Bezos has achieved something that I think will be studied for decades, and it is clear he is not stopping any time soon. The only thing that appears likely to slow the momentum is regulatory intervention. Amazon has 44% of  on line retail sales in the US, 35% of global cloud services, a market growing at 40% a year,  where AWS is bigger than the next 5 biggest combined. The list goes on. The point is, Amazon is chewing up competition everywhere, yet pays very little tax, $1.4 billion since 2008, while Wal-Mart has paid $64 billion over the same period, so in effect, Wal-mart is subsidising its greatest threat to eat its lunch. Outcomes and numbers like that will have to prod regulators into some sort of action, before Amazon (and to be fair, Facebook and Google are very similar, even more dominating in their markets)  is in a position of power so dominant that regulators cannot stop them.

Amazon, a product of the 21st century is simply outrunning the capacity of the institutions and public mind set of the 20th century by reshaping our world around us, and with our consent by unthinking compliance.

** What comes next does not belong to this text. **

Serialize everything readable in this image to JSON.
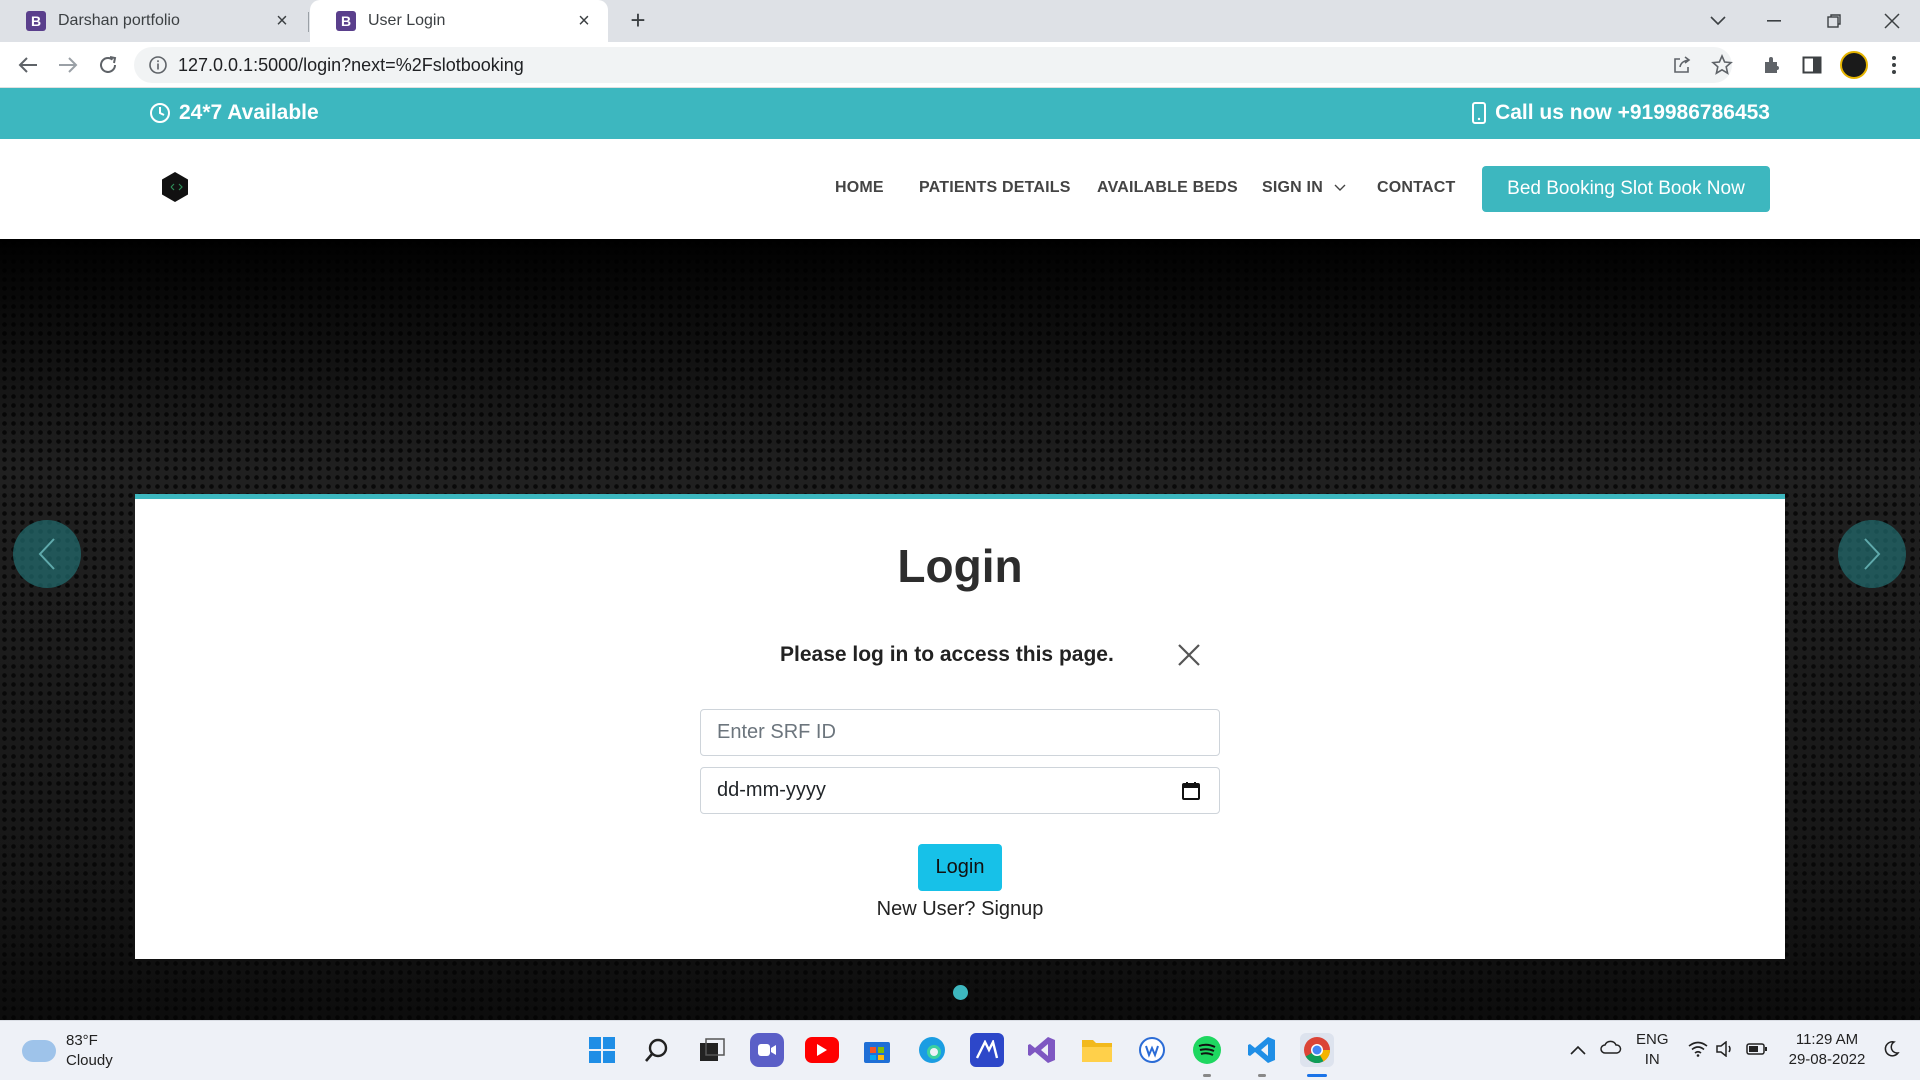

They are being joined in this exercise by Google, Facebook,  Alibaba Tencent, and a few other aspirants like Netfliks, to dominate the way we think, behave and work.

Header photo Jeff Bezos circa 1998

 

Update June 2018.

Amazon bought on line pharmacist ‘Pillpack’  last week for almost a billion dollars, saw its own share price jump double what they paid at the same time industry incumbents collectively lost 10% market valuation. Jeff Bezos has signalled his interest in pharmacy in various ways for years, so this should not come as a surprise, but it seems to have done so, as the threat of Amazon had clearly not been priced into the market valuations of the incumbents.

The Pharmacy guild in Australia, one of the most powerful lobby groups in the country, should be asking themselves if they are next for the chopper.

Update August 2022.Amazon last month paid $A5.6 billion for subscription health service One-Health, which gives them a network of doctors surgeries around the US. If ever there was a huge industry mired in its own importance, removed from the needs of those it is supposed to service, and ripe for disruption, it is the US health care industry. It will be a tough nut to crack, others have tried and failed, but Amazon has the street-cred to make it happen. The ‘flywheel’ at work again.